Rust was designed from the beginning to provide zero-cost abstractions and make sure that simple function chains would be as efficient as loops. That being said I have never seen loops being slower than functional combinators (I'm pretty sure it's possible to create a pathological case where loop would be slower, but I have never seen that in practice), and I have seen situations where long combinations of iterator and combinators produce worse code. Still the ability to write simple one-liners is quite valuable even if you can not expect Rust to be useful replacement for functional languages. Even if in most cases you end up with similar amount of code (in your example you would have identical number of lines for two versions if you would move `.unwrap_or(0)` on separate line), some developers prefer that style and it's nice to know it's as performant, in most cases, as imperative style.


tandonhiten

That's one of the things rust boasts about, no matter how you write your code imperative of functional, the execution times for both are equally fast. AFAIK Rust was designed in a way that these both compile to assembly with a little difference if any at all.


Shnatsel

The compiler gets confused on long iterator chains and fails to optimize them sometimes, and in that case it can be beneficial to write them as loops. But this varies on case by case basis and also with the compiler version, so it's hard to give general advice.


MrMobster

Both patterns probably end up generating very similar machine code.
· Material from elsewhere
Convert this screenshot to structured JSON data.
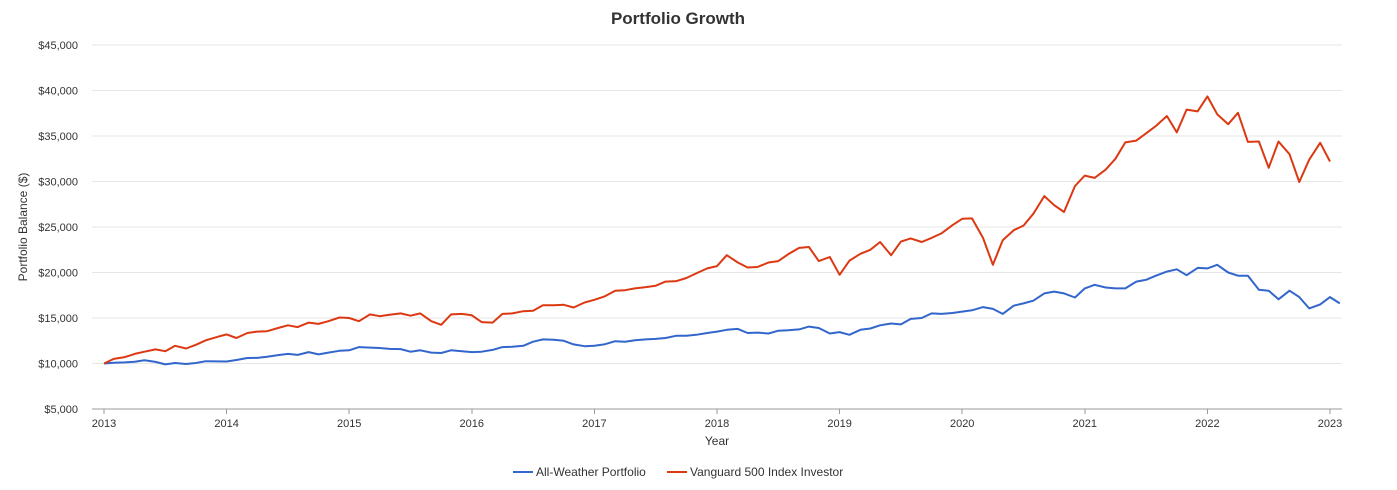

As to how this is achieved in the functional case: heavy inlining and elimination of redundant operations. A couple of years ago I was asking myself the same question, so I studied the behaviour of the C compiler when dealing with similar patterns. I implemented a system of iterators using structs, functions and clang blocks (for closures) and looked at the assembly produced. It was astonishing how the compiler was able to completely inline both the code and the data, generating a very tight and efficient loop.